Abstract

In the i.r. emission of ZnS:Cr crystals, a zero-phonon doublet at 5211 and 5216 cm -1 and a number of vibronie bands are resolved at T ≈ 4 K. The T d symmetry of the crystal field at the Cr 2+ ion on a Zn lattice site is reduced to D 2d by a static Jahn-Teller effect. Differences in the vibronie structures of absorption and emission indicate prevalence of quasi-local vibrations in the spectra. An exponential decay of the i.r. luminescence in the μs range yields an oscillator strength f = 6×10 -4 (T = 4K) in accordance with selection rule reasoning for the radiative transition 5 A 1 ( 5 E)→ 5 B 2 ( 5 T 2 ).
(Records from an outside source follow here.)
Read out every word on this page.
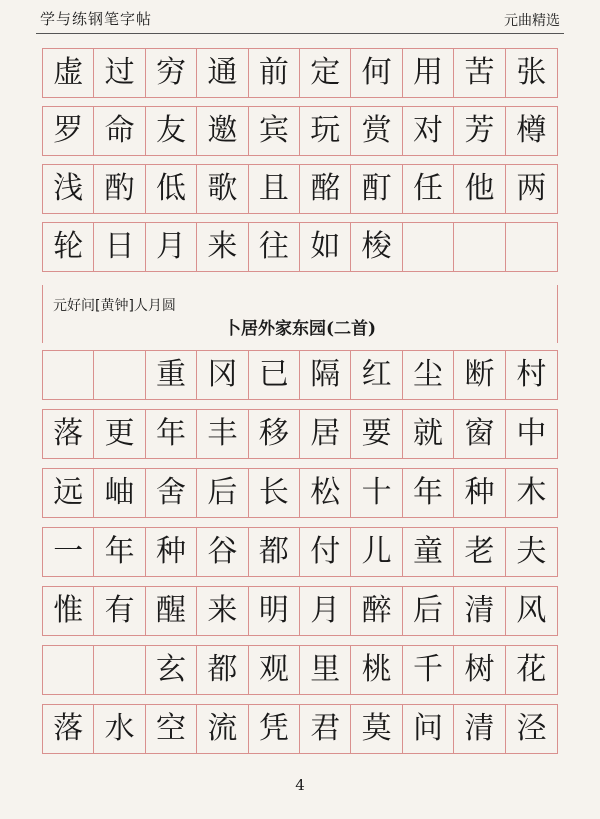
学与练钢笔字帖	元曲精选
虚 过 穷 通 前 定 何 用 苦 张
罗 命 友 邀 宾 玩 赏 对 芳 樽
浅 酌 低 歌 且 酩 酊 任 他 两
轮 日 月 来 往 如 梭
元好问[黄钟]人月圆
卜居外家东园(二首)
重 冈 已 隔 红 尘 断 村
落 更 年 丰 移 居 要 就 窗 中
远 岫 舍 后 长 松 十 年 种 木
一 年 种 谷 都 付 儿 童 老 夫
惟 有 醒 来 明 月 醉 后 清 风
玄 都 观 里 桃 千 树 花
落 水 空 流 凭 君 莫 问 清 泾
4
By interrelating a fit of transmission spectra with excitation spectra of luminescence and photoconduction, the distance of the Cr 2+ centres from the conduction band edge is evaluated at 20700 cm -1 (T = 300 K). An irradiation of the crystals with photons of energies above this optical ionization threshold causes a sensitization for the Cr 2+ i.r. luminescence. Thus, apart from effects related to traps, a novel excitation band at 10500 cm -1 arises which is interpreted by the 6 A 1 ( 6 S)→ 4 T 1 ( 4 G) transition of Cr + centres. This transition terminates in a level degenerate with conduction band states so that free carriers will be released which, in turn, induce the Cr 2+ emission. Furthermore, at some of the crystals, the i.r. emission between 2500 and 3000 cm -1 of Fe 2+ centres is recorded with the best resolution obtained so far.